Desço mais um pouco, mais um degrau, que ainda não é o último. Fico me

perguntando qual será a profundidade daquela piscina, se é que tem fundo.

Aperto os dentes, anulo os pensamentos, fecho os lábios. A água lambe meus

ombros bem na base do pescoço. Não sinto mais nada, nem meu corpo, nem minha

mente. O terror desapareceu. Tudo é silencio e paz, pela primeira vez desde que

cheguei nesta terra.

Abandono qualquer vontade e qualquer resistência e me deixo cair na muda

calmaria do elemento que me recebe.

Paz e escuridão, para sempre.

A respiração me falta, mas não é ruim: pernas e braços presos numa massa que

parece sólida a meu redor. Isso também não é ruim. É como se aliviar da vida que

queimava nas minhas veias com a violência de um fogo inimigo. Levanto os olhos

para o teto que reluz em brilhos esverdeados. Meus olhos também estão entre esses

brilhos. Agora, também faço parte da piscina e do mundo que ela guarda dentro de

si.

A água gelada anestesia os sentidos, cura a dor e me convence a me render.

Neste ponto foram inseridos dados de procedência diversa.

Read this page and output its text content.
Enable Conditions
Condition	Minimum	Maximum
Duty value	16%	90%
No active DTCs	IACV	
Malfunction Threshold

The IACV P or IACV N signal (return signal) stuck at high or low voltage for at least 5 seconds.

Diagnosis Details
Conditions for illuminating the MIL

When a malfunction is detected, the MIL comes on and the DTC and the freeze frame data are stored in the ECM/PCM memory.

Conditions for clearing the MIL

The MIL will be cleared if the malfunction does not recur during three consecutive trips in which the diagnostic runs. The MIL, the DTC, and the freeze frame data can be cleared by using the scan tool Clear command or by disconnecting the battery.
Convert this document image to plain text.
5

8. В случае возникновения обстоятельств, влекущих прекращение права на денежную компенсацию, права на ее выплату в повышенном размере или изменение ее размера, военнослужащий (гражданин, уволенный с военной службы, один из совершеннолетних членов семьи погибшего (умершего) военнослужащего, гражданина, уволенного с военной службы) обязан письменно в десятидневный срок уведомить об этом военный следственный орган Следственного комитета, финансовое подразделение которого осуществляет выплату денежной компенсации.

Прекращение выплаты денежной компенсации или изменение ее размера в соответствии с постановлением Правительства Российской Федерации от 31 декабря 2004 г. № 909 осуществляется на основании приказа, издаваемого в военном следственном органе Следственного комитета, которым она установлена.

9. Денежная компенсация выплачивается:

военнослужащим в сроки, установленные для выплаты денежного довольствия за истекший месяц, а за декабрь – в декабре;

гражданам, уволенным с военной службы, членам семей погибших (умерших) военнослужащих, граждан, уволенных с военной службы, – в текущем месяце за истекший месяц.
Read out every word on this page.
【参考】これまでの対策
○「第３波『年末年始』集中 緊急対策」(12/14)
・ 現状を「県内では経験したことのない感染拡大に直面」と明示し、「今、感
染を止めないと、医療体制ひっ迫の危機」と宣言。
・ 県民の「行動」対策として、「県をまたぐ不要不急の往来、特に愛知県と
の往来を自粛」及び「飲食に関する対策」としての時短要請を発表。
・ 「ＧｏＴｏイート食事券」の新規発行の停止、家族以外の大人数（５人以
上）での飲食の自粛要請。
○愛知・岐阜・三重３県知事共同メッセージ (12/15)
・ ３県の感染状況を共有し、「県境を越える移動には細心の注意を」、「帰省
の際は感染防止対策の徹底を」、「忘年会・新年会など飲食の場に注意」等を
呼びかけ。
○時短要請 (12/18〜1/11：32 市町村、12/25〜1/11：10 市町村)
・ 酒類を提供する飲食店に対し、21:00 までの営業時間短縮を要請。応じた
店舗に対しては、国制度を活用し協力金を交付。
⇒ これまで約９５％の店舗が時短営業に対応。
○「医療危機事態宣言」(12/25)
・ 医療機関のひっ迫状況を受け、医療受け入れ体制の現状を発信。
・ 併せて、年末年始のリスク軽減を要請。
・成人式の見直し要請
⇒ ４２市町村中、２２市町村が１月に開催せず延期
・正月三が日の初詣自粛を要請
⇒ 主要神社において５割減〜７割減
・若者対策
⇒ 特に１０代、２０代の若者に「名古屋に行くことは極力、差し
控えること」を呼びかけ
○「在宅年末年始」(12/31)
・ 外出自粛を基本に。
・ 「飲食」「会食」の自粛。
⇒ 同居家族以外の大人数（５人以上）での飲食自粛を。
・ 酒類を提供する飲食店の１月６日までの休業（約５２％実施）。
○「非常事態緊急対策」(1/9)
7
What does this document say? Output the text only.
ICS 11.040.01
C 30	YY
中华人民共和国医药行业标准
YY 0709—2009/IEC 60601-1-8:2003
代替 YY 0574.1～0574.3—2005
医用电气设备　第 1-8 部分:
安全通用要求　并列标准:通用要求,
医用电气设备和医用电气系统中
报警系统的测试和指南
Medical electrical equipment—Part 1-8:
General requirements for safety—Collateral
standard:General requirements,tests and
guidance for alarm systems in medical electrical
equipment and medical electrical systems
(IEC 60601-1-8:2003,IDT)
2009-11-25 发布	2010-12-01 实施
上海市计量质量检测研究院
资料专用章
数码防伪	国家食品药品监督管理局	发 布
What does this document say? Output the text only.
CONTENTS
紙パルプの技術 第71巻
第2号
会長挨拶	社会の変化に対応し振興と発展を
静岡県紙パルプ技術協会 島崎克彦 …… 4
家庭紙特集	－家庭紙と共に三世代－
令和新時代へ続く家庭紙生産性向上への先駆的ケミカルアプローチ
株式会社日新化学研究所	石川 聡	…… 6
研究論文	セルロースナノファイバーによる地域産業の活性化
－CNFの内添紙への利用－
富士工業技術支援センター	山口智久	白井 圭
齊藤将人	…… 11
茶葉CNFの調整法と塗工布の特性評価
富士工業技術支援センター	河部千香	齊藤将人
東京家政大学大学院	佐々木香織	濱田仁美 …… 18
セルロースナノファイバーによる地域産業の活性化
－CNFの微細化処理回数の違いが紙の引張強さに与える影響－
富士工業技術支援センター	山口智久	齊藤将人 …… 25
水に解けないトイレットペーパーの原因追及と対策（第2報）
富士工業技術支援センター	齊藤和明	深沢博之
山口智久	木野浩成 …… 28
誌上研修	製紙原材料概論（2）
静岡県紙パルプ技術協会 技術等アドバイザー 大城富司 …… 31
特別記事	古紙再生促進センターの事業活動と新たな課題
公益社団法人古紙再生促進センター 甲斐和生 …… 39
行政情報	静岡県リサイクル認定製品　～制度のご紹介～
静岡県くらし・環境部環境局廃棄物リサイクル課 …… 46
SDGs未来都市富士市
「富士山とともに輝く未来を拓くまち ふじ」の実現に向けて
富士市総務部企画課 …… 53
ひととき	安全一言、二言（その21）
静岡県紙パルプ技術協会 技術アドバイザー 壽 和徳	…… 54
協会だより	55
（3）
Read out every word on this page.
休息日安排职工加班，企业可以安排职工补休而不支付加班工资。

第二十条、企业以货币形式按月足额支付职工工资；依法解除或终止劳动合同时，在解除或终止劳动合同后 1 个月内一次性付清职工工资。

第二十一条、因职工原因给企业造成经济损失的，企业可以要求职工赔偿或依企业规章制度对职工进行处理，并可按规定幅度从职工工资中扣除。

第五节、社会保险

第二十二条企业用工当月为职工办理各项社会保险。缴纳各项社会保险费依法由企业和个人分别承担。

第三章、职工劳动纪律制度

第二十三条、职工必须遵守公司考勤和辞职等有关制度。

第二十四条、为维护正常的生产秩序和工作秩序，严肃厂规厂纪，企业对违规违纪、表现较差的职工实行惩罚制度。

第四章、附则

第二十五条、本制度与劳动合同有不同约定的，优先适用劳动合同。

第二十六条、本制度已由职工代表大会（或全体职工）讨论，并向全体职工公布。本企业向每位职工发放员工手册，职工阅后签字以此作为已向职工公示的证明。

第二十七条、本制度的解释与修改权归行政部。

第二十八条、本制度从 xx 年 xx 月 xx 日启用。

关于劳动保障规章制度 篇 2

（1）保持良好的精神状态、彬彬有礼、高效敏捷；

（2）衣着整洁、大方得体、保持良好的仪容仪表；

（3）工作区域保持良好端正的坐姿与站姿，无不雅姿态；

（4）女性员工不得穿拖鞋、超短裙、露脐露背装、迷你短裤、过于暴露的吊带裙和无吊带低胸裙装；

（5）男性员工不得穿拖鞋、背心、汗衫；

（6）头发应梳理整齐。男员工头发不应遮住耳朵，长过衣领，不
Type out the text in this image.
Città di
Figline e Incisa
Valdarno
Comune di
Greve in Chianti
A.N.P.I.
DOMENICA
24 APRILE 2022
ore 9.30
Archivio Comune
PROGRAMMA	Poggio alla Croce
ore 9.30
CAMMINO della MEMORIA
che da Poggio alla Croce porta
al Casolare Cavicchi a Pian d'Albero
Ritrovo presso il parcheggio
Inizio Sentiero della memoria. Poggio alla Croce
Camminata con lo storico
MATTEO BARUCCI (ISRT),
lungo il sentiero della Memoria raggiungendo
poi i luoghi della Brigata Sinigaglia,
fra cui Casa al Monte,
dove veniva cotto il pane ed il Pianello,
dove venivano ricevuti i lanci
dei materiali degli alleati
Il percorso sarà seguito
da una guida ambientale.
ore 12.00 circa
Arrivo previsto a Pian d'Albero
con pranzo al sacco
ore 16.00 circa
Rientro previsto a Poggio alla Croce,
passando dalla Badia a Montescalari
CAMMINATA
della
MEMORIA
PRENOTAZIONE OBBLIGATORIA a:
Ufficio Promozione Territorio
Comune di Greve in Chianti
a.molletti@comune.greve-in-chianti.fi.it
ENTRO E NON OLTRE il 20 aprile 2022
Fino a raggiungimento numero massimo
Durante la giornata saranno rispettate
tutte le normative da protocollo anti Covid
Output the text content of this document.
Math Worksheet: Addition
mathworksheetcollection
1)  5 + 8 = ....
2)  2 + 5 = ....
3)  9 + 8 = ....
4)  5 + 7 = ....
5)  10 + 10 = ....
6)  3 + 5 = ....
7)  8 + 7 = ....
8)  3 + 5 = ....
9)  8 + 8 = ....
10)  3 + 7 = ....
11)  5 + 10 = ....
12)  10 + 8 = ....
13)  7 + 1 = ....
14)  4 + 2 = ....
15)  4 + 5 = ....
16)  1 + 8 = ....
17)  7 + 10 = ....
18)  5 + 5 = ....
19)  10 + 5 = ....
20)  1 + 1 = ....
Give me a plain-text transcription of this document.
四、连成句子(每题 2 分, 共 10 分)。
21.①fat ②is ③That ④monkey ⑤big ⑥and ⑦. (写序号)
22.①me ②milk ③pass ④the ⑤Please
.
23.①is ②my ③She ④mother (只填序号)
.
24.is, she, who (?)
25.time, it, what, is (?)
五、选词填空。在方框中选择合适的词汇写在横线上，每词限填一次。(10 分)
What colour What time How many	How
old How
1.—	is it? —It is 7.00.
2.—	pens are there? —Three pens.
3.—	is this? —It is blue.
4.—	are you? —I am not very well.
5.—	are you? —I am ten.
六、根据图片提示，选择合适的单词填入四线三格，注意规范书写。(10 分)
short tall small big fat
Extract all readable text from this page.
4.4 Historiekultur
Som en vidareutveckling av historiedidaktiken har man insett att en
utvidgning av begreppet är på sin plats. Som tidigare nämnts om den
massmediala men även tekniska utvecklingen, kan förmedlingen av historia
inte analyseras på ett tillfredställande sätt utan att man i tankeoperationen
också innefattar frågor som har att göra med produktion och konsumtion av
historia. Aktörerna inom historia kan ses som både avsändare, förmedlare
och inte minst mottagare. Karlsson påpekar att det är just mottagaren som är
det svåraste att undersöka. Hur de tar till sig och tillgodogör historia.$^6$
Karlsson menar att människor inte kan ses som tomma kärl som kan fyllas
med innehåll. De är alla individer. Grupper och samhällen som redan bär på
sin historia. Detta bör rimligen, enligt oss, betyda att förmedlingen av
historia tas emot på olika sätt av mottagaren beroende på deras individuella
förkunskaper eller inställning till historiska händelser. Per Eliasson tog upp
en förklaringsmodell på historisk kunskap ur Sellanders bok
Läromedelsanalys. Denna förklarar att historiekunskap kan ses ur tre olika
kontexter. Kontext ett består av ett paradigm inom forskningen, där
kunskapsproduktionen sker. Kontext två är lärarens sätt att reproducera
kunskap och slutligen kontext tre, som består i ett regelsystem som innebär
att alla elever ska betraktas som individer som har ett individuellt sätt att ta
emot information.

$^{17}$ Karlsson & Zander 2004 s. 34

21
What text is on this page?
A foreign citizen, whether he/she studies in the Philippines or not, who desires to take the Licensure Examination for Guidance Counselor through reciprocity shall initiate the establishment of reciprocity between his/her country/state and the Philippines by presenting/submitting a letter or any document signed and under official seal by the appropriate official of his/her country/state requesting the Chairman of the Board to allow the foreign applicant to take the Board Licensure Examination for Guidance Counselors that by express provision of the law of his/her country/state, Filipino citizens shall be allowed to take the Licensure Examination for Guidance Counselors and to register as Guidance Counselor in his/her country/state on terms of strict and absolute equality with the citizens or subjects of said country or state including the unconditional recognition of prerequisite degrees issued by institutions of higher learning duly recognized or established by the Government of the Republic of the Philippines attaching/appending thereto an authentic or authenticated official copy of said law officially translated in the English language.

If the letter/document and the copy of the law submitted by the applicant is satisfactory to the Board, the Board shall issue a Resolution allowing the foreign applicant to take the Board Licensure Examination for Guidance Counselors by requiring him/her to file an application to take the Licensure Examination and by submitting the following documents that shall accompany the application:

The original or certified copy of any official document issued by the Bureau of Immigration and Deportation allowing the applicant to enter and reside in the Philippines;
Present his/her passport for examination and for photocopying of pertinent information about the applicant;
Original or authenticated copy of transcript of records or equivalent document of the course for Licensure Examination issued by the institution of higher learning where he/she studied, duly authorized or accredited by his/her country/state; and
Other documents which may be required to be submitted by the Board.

Nunca um gesto me pareceu tão natural, tão bom.

A vida está me abandonando... Fecho os olhos, mas, de repente, sinto uma mão

agarrando meu braço e me puxando para cima.

Em seguida, vejo o rosto de Morgan.

Levo alguns instantes para entender que estou fora d’água. Minha roupa está

encharcada e grudada no corpo como uma pele gélida. Todo o resto está desfocado,

nebuloso, incerto.

Minha cabeça roda sem parar.

— O que... o que aconteceu?

— Estava trazendo você de volta.

Suas palavras são sons distantes que ecoam em meus ouvidos como em

corredores vazios.

De repente, começo a tremer.

Morgan toca em mim. Está fazendo alguma coisa. Tirando minha roupa.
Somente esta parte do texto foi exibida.